Monday, July 27, 2009

Who Cares If They Learn?

One of the commenters had this to say in response to my post awhile back on interactive teaching:

The "math class" approach you describe is for babies. It is the students' job to do this on their own, or have the TAs cover it in section.

With these approaches you cannot cover as much material. It is style over substance. But if you are going slowly and not trying to cover much material, I suppose it can't hurt.
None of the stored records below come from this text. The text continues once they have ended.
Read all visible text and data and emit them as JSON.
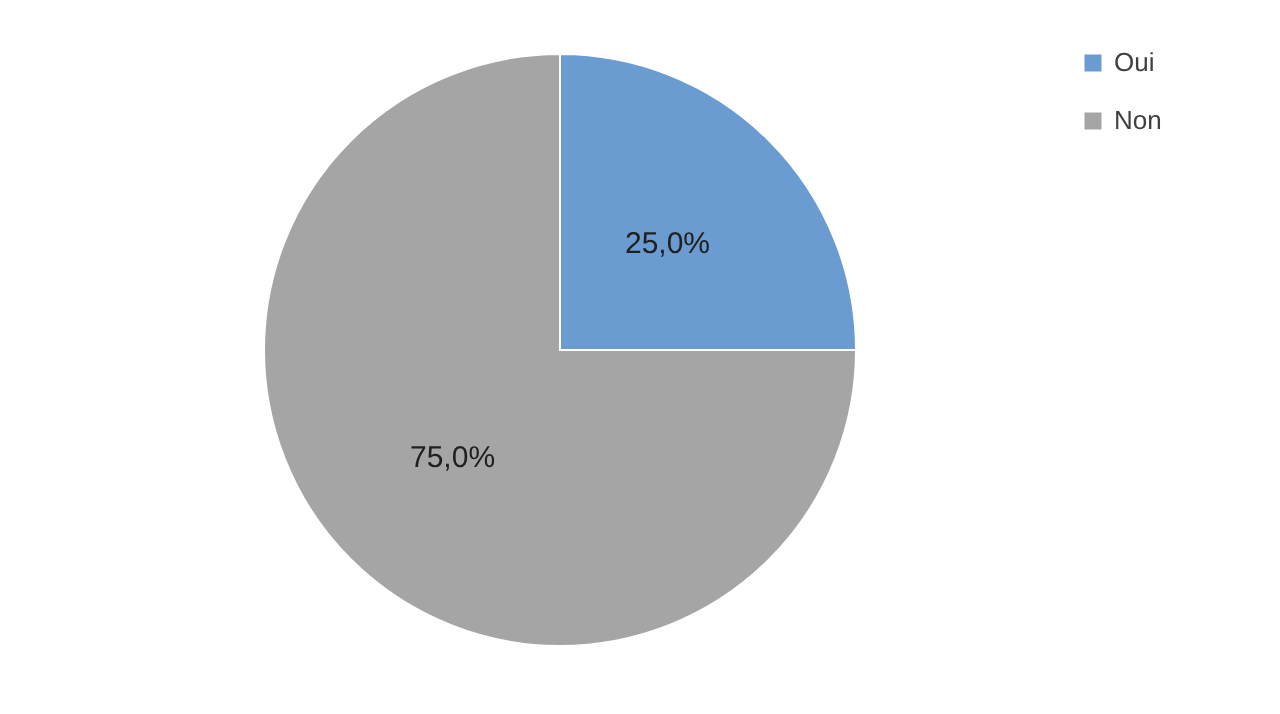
{
  "chart_data": {
    "type": "pie",
    "categories": [
      "Oui",
      "Non"
    ],
    "values": [
      25,
      75
    ],
    "colors": [
      "#6a9bd1",
      "#a5a5a5"
    ],
    "value_labels": [
      "25,0%",
      "75,0%"
    ],
    "legend": "right"
  }
}
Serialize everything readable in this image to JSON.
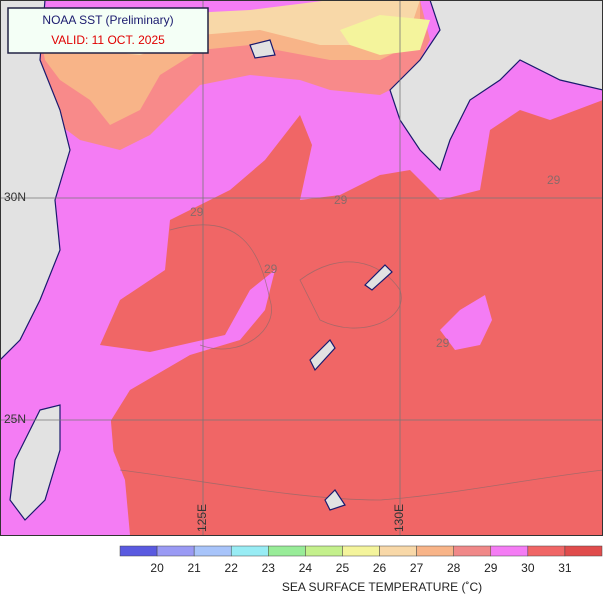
{
  "header": {
    "title": "NOAA SST (Preliminary)",
    "valid": "VALID: 11 OCT. 2025"
  },
  "map": {
    "lat_labels": [
      "30N",
      "25N"
    ],
    "lon_labels": [
      "125E",
      "130E"
    ],
    "contour_labels": [
      "29",
      "29",
      "29",
      "29",
      "29"
    ]
  },
  "legend": {
    "title": "SEA SURFACE TEMPERATURE (˚C)",
    "ticks": [
      20,
      21,
      22,
      23,
      24,
      25,
      26,
      27,
      28,
      29,
      30,
      31
    ],
    "colors": [
      "#5a5ae0",
      "#9a9af4",
      "#a8c4fa",
      "#98ecf4",
      "#98ec98",
      "#c4f08c",
      "#f4f49c",
      "#f8d8a8",
      "#f8b488",
      "#f08888",
      "#f47cf4",
      "#f06666",
      "#e04c4c"
    ]
  }
}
Ignoring* the phrasing, the point here is one that I've heard many times - that somehow you do your students a disservice if you actually take the time to teach them the material. I believe the root of the disagreement is based in whether or not you believe that your job is to teach the material, or just present as much as possible. While I certainly don't believe it's my job to make the students to try to learn (in other words, if they don't do the homework there's only so much you can do), I do believe it's my job to actually teach the material. Yes, this involves doing examples in class. Ideally, I think it also involves doing your best to keep your students from falling asleep in your class, however early in the morning it might be. I think students learn best by interacting during class (plus it keeps them awake). And it's not just me that thinks this (see Freire, Dewey, Piaget, or generally constructivism).
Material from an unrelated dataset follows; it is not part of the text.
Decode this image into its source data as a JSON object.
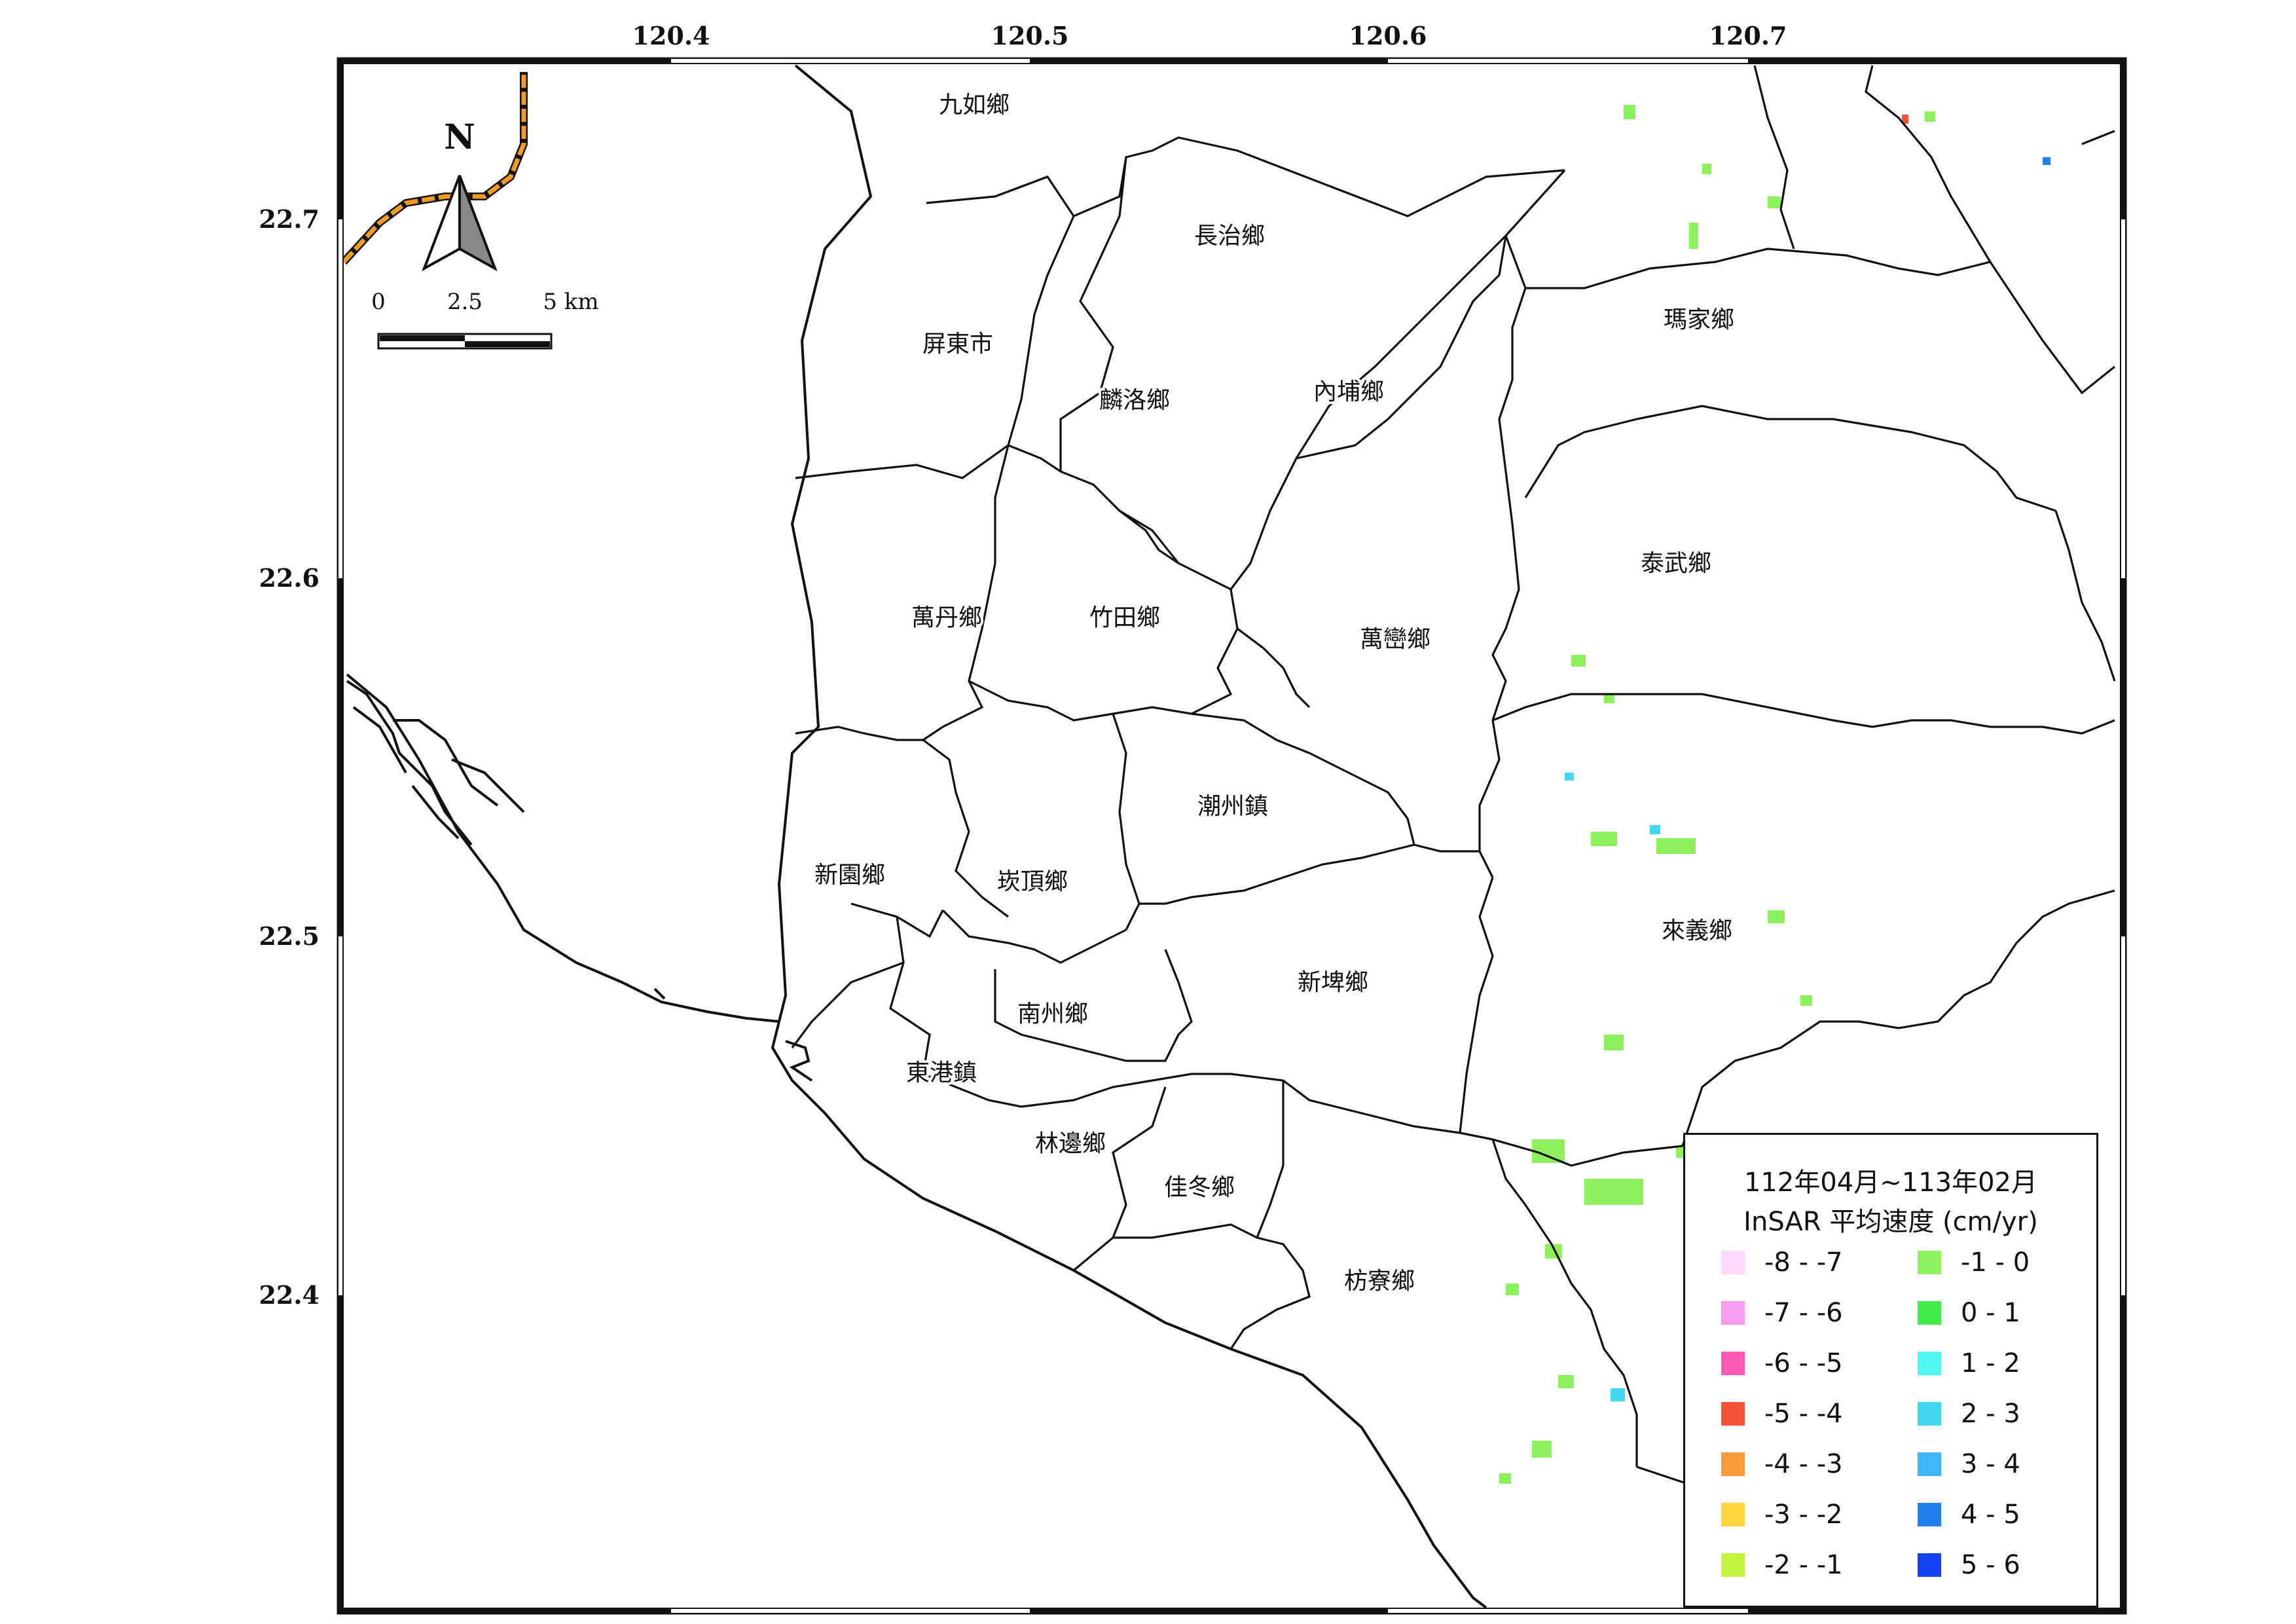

I'm trying to teach in this style during the Algorithms summer term class I'm currently in the middle of. Unfortunately, I'm partially falling victim to the second argument - "but if you take the time to teach, you won't cover as much." Even though I fundamentally disagree with it (assuming that you want the students to actually learn the material, taking the time to teach it is never wasted), I can't figure out a good way to teach the vast number of algorithms that I think I'd be doing a disservice if I didn't teach, and still spend long enough on each one so that they really understand the underlying details. (This is made especially hard since the class meets every day, so there's no time for contemplation between classes.) I'm doing examples in class, having discussions about the algorithms, having them try sample instances, etc. Yet my idealist nature is somewhat unsatisfied.

On the other hand, I've assigned a half-term long programming project that does embody these values and which I'm very excited about. More on that later.
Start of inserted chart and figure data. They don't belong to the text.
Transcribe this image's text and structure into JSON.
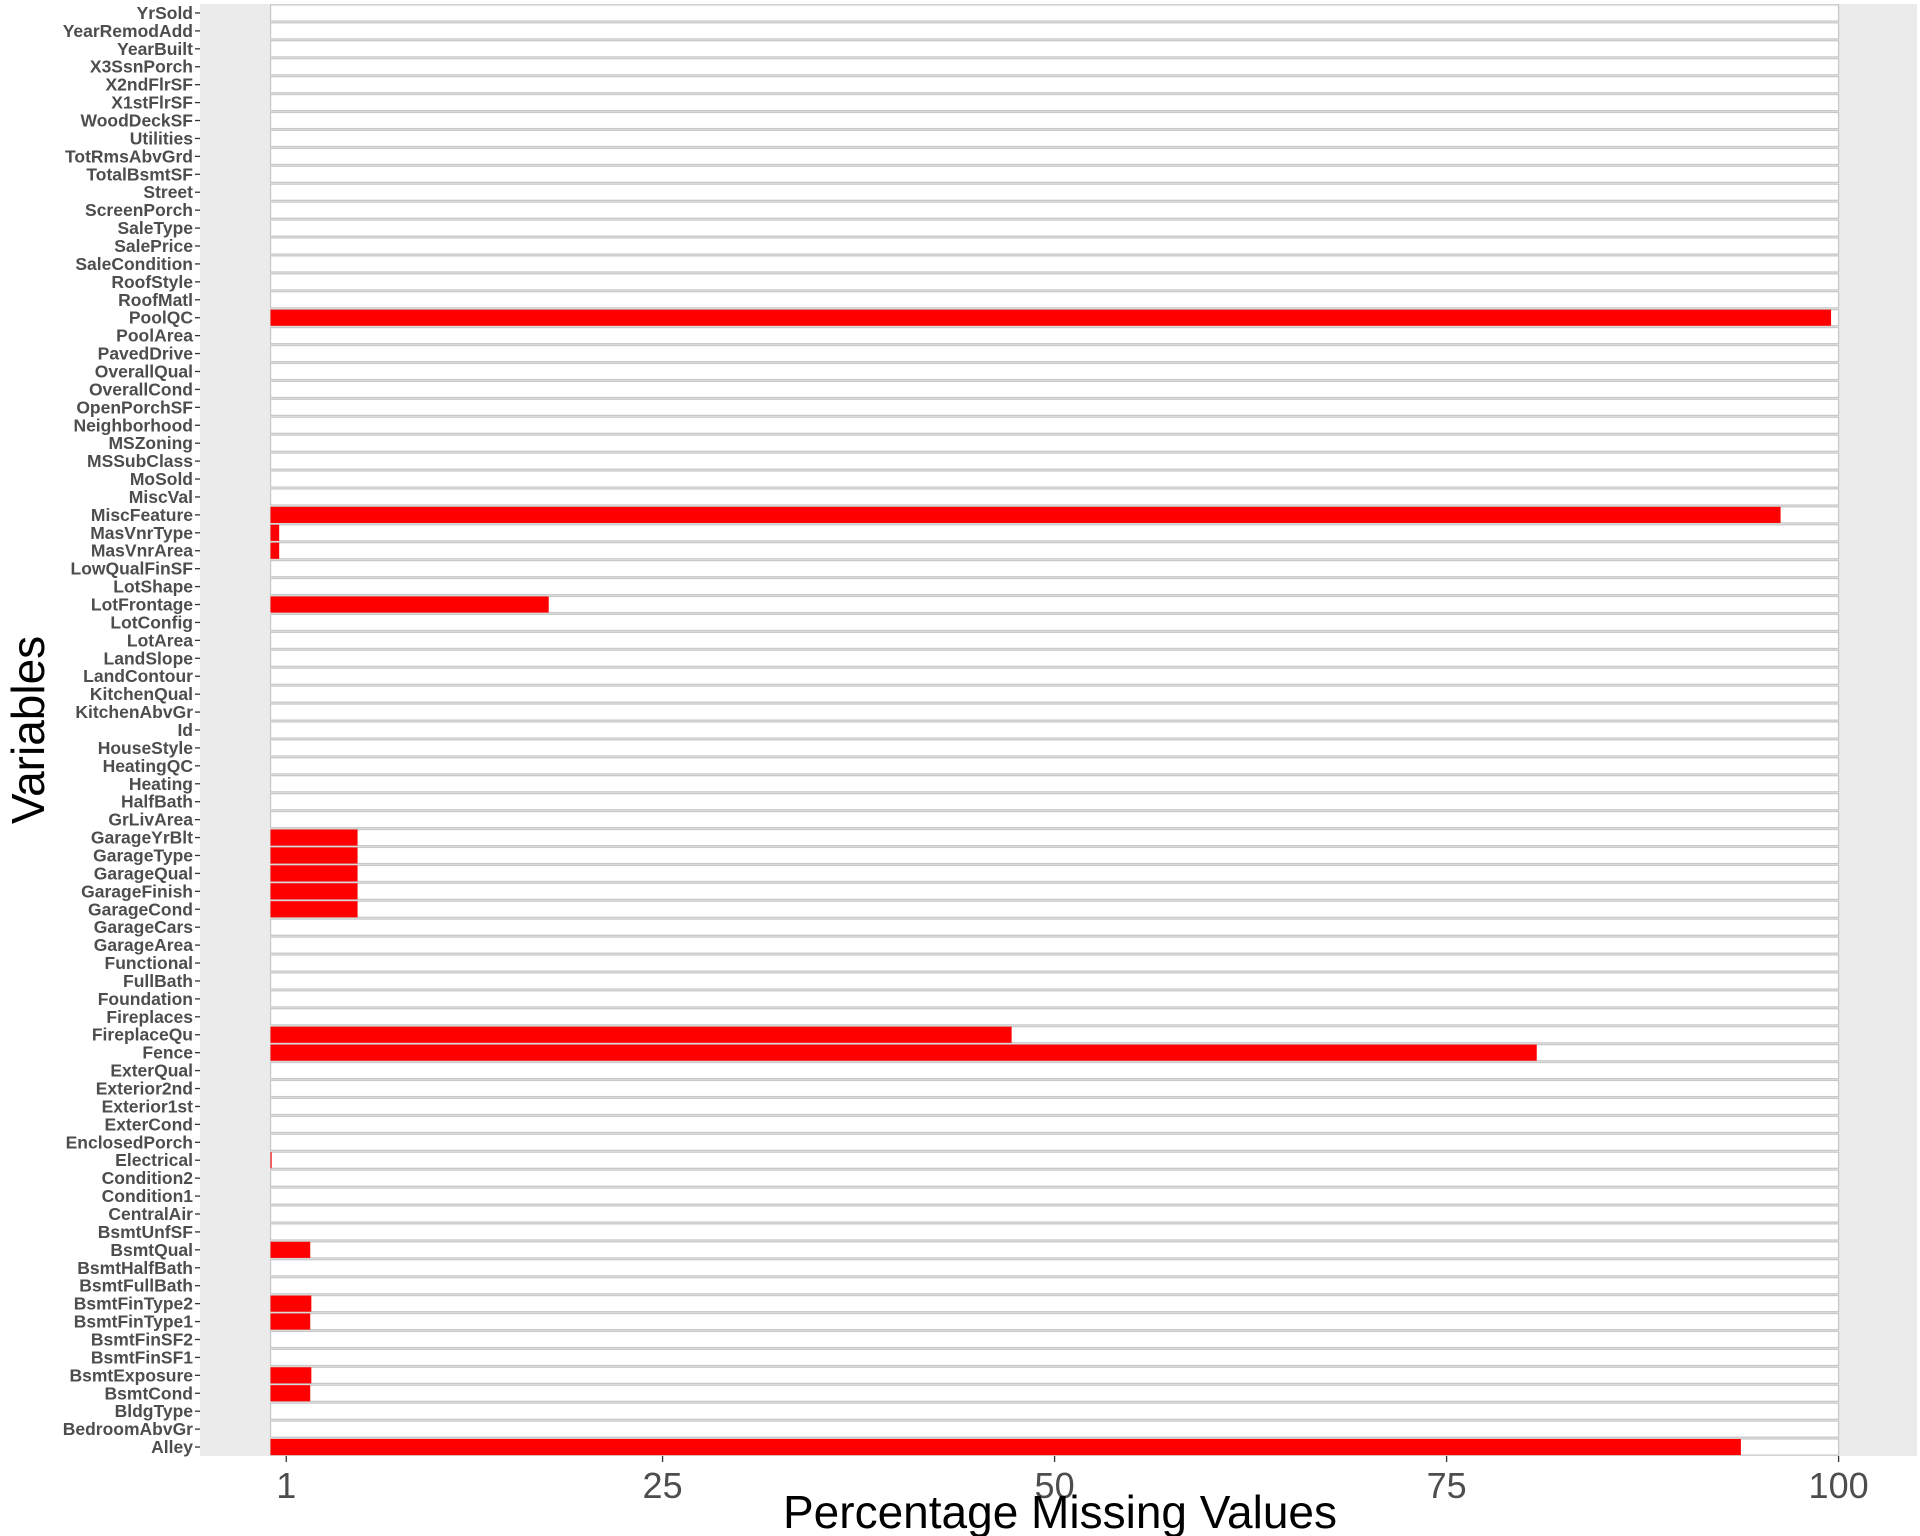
{
  "chart_data": {
    "type": "bar",
    "orientation": "horizontal",
    "xlabel": "Percentage Missing Values",
    "ylabel": "Variables",
    "xlim": [
      -4.5,
      105
    ],
    "xticks": [
      1,
      25,
      50,
      75,
      100
    ],
    "background_max": 100,
    "grid": true,
    "legend": "none",
    "colors": {
      "panel": "#ebebeb",
      "bar": "#ff0000",
      "bar_background": "#ffffff",
      "bar_background_stroke": "#c9c9c9"
    },
    "categories": [
      "Alley",
      "BedroomAbvGr",
      "BldgType",
      "BsmtCond",
      "BsmtExposure",
      "BsmtFinSF1",
      "BsmtFinSF2",
      "BsmtFinType1",
      "BsmtFinType2",
      "BsmtFullBath",
      "BsmtHalfBath",
      "BsmtQual",
      "BsmtUnfSF",
      "CentralAir",
      "Condition1",
      "Condition2",
      "Electrical",
      "EnclosedPorch",
      "ExterCond",
      "Exterior1st",
      "Exterior2nd",
      "ExterQual",
      "Fence",
      "FireplaceQu",
      "Fireplaces",
      "Foundation",
      "FullBath",
      "Functional",
      "GarageArea",
      "GarageCars",
      "GarageCond",
      "GarageFinish",
      "GarageQual",
      "GarageType",
      "GarageYrBlt",
      "GrLivArea",
      "HalfBath",
      "Heating",
      "HeatingQC",
      "HouseStyle",
      "Id",
      "KitchenAbvGr",
      "KitchenQual",
      "LandContour",
      "LandSlope",
      "LotArea",
      "LotConfig",
      "LotFrontage",
      "LotShape",
      "LowQualFinSF",
      "MasVnrArea",
      "MasVnrType",
      "MiscFeature",
      "MiscVal",
      "MoSold",
      "MSSubClass",
      "MSZoning",
      "Neighborhood",
      "OpenPorchSF",
      "OverallCond",
      "OverallQual",
      "PavedDrive",
      "PoolArea",
      "PoolQC",
      "RoofMatl",
      "RoofStyle",
      "SaleCondition",
      "SalePrice",
      "SaleType",
      "ScreenPorch",
      "Street",
      "TotalBsmtSF",
      "TotRmsAbvGrd",
      "Utilities",
      "WoodDeckSF",
      "X1stFlrSF",
      "X2ndFlrSF",
      "X3SsnPorch",
      "YearBuilt",
      "YearRemodAdd",
      "YrSold"
    ],
    "values": [
      93.77,
      0,
      0,
      2.53,
      2.6,
      0,
      0,
      2.53,
      2.6,
      0,
      0,
      2.53,
      0,
      0,
      0,
      0,
      0.07,
      0,
      0,
      0,
      0,
      0,
      80.75,
      47.26,
      0,
      0,
      0,
      0,
      0,
      0,
      5.55,
      5.55,
      5.55,
      5.55,
      5.55,
      0,
      0,
      0,
      0,
      0,
      0,
      0,
      0,
      0,
      0,
      0,
      0,
      17.74,
      0,
      0,
      0.55,
      0.55,
      96.3,
      0,
      0,
      0,
      0,
      0,
      0,
      0,
      0,
      0,
      0,
      99.52,
      0,
      0,
      0,
      0,
      0,
      0,
      0,
      0,
      0,
      0,
      0,
      0,
      0,
      0,
      0,
      0,
      0
    ]
  }
}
*Actually, I can't quite bring myself to ignore it altogether. While I'm glad not to be seeing a Barbie-style "math is hard," the idea that anything having to do with math class is "for babies" is rather absurd. Some things that are for babies; diapers, bottles, toys, mushed carrots. Things that are not for babies; Calculus, Algorithms, going to college, taking my classes.

Monday, July 20, 2009

Happy Moon Landing

To mark the 40th anniversary of the moon landing, I want to bring up an article that marked the 50th anniversary of Sputnik (very un-American of me, I know). It was about how Sputnik spurred a new era in science education in this country. While many still speak of "new math" with derision, it was part of a wave of changes that energized science education and changed the way students thought about science. Science was no longer about boring equations, but about space and sending a man to the moon! Unfortunately, we've been on a downward spiral since the end of the cold war. It no longer seems urgent to understand science. It no longer seems exciting. And without the "red menace" to spur us on, we've become complacent. Perhaps some of the blame goes to the government, for mandating testing yearly only in Math and English. But there's plenty of blame to spread around. The curriculum is "too hard" for the students when it's interactive - or maybe just "too hard" for the teachers. Interactive teaching takes too long. All the bright scientists make more money not teaching. The list goes on. But something needs to be done. I imagine that every computer scientist has experienced the shock and awe and terror that accompanies admission of our job. It's just a symptom of the larger problem. And while perhaps science will never be (and should never be?) easy, it should certainly be exciting. After all, someone needs to create the next imagination-inspiring "moon landing."